The pragmatic side is Doug Rushkoff’s Program or Be Programmed, which I think I read at the very beginning of the year.  It lit a fire under my ass to actually get on with learning (and in some instances re-learning) to code.  I grew up with my nose inside the guts of whatever home-built PC we had at the time; I understood hardware, and I knew how computers worked.  I went to a University that was a “Bridge to the 21st Century” grant recipient, so I was a Usenet and Gopher user before I was a Mozilla and Netscape user; I’ve had email since Prodigy and Compuserve; I trolled my ex’s AOL IM history for chats with other girls.

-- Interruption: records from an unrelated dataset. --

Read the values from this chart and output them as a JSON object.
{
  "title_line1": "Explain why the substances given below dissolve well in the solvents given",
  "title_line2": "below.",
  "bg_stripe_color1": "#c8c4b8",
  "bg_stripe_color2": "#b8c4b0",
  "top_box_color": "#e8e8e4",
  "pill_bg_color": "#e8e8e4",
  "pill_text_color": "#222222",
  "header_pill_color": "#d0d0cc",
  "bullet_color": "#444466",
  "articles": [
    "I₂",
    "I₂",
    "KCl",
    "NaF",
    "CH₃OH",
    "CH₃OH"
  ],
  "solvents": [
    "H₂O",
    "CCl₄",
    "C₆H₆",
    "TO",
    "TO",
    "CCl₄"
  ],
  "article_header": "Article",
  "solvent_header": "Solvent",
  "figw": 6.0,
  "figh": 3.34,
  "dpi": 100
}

But I’d stopped thinking about how the Internet is made, and how it works, and how what we mostly see is not the Internet, but the web, and only if we’re not another layer out from the Internet, solely using Facebook-as-Internet.  So I reeducated myself on how the internet works (it’s a series of tubes…) and how important it is to keep the true internet up, open and free.

There’s a third book I read on holiday that blew my mind professionally, called How Brands Grow by Byron Sharpe et al., and it’s the sort of thing that states the obvious no one in marketing is prepared to state. It debunks loyalty, differentiation, segmentation and micro-targeting so completely that it makes me wonder what the point of all those brand trackers and segmentation studies and digital ad plans was… And I consult it regularly.

Farah Bostic is the founder of The Difference Engine and blogs at Pretty Little Head |
@farrahbostic.

3. Nathan Jurgenson | Liquid Surveillance: A Conversation by Zygmunt Bauman and David Lyon.

While most tech books try to impress the reader with too many up-to-the-minute examples, seduced by wires and circuits, Liquid Surveillance brings rigorous theorizing of technology, power, knowledge, modernity, social movements, and, ultimately, social care and justice. By taking a broad approach, this book will be useful years from now even as these technologies change.

Nathan Jurgenson is a social media theorist, sociologist, and writer for Cyborgology, The Atlantic, and the New Inquiry.  | @nathanjurgenson.